The Realtime API allows developers to build low-latency, multi-modal conversational experiences, supporting both text and audio as input and output, alongside function calling. One of its standout features is its native speech-to-speech capability, which minimizes latency by skipping the intermediate text format, ensuring natural and fluid responses. The voices generated by the API exhibit human-like inflections, able to whisper, laugh, and follow tone directions, making the conversations more engaging and lifelike. Moreover, the API supports simultaneous multimodal output, where audio and text can be used concurrently, providing seamless integration for moderation or other purposes. The audio responses are generated faster than real-time, ensuring smooth playback, making it ideal for interactive applications.

Currently in beta, the Realtime API does not offer client-side authentication, meaning developers must handle routing audio from the client to a secure application server, which in turn communicates with the API. Given the unpredictable nature of network conditions, especially for client-side or telephony applications, delivering audio in real-time at scale can be challenging. Developers are advised to consider third-party solutions for production use in scenarios where network reliability cannot be guaranteed. The API is designed to work via a server-side WebSocket interface, and a demo console is available to showcase its features, though the demo patterns are not recommended for production environments.

The API operates in a stateful, event-driven manner, where communication between the client and server is conducted over WebSockets. Once connected, the API manages interactions via JSON-formatted events representing text, audio, function calls, and various configuration updates. A session is established upon connection, and during this session, clients can push or receive data, including voice output and text transcripts of that voice output. The server maintains a list of items in the conversation history, allowing for a seamless back-and-forth interaction. Messages, function calls, and function call outputs are key components of these interactions. Developers can append audio to the Input Audio Buffer, and the server responds with a variety of events based on the session's configuration.

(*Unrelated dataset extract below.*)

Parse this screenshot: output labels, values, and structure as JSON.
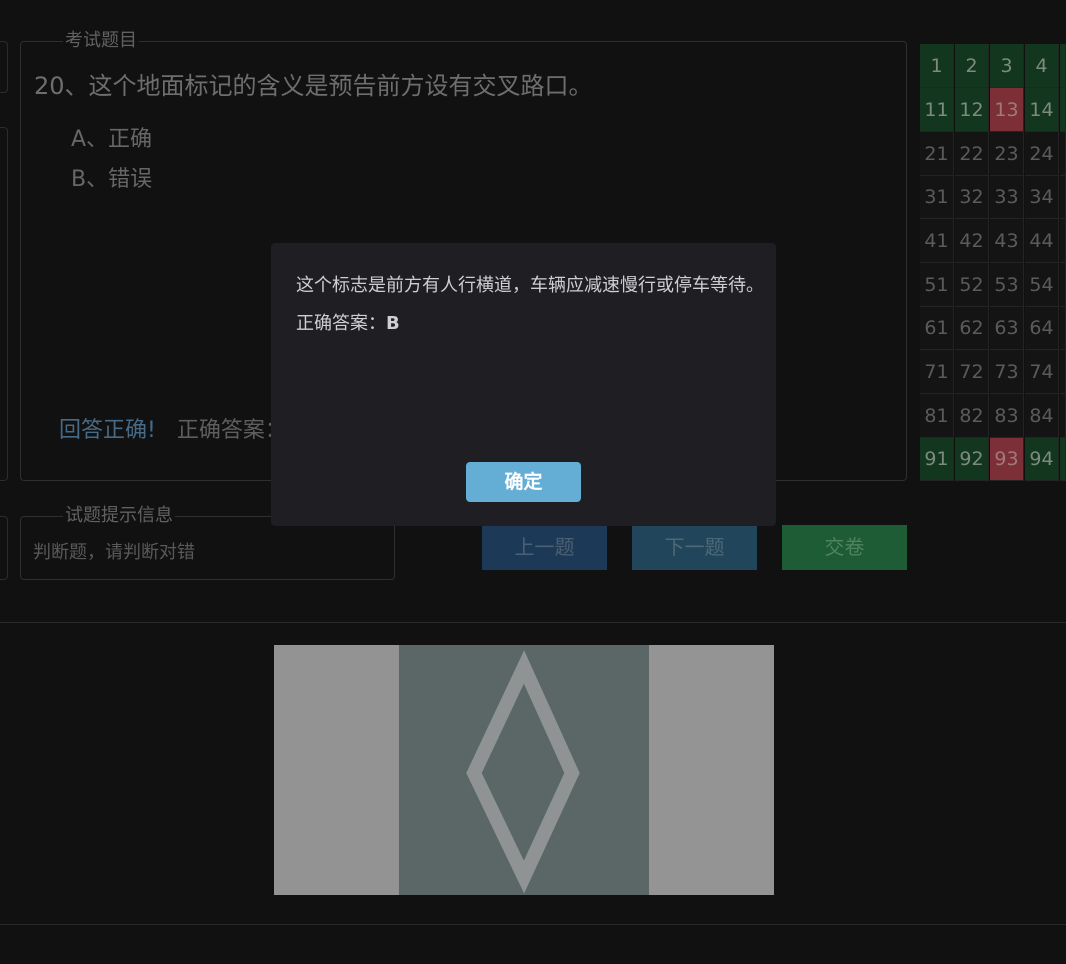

One of the key aspects of the API is its handling of responses. The default mode involves the server detecting voice activity (VAD), generating a response when the user finishes speaking. For more customized experiences, developers can disable this turn detection and control responses explicitly, which can be useful for push-to-talk interfaces or when the client runs its own voice detection. The API also supports function calls, where the model may trigger external tools or functions based on user input. These functions can be configured on a session-wide level or set per response, providing flexibility in handling tasks like retrieving weather information or submitting orders.

In terms of audio, the Realtime API currently supports two formats: raw 16-bit PCM audio at 24kHz and G.711 at 8kHz. Audio must be encoded in base64 format before being transmitted to the server. This ensures that the audio is correctly processed by the API, which can then return corresponding text and voice outputs. The system is designed to maintain a consistent interaction flow, even in complex scenarios like function calling or handling interruptions during audio playback. Developers can manually adjust session parameters, update the default settings, and control various aspects of the conversation dynamically throughout the session.

The Realtime API also emphasizes natural speech synthesis and transcription capabilities. While the model natively produces text transcripts of audio outputs, there can occasionally be deviations between the spoken words and the text, particularly when the output includes elements like code or technical terms that the model might skip verbalizing. On the input side, transcription is not automatically generated, as the API directly processes audio. However, input transcription can be enabled by updating the session's configuration. Additionally, the API supports handling interruptions, where users can halt ongoing audio responses, retaining the truncated response in the conversation history for further interaction.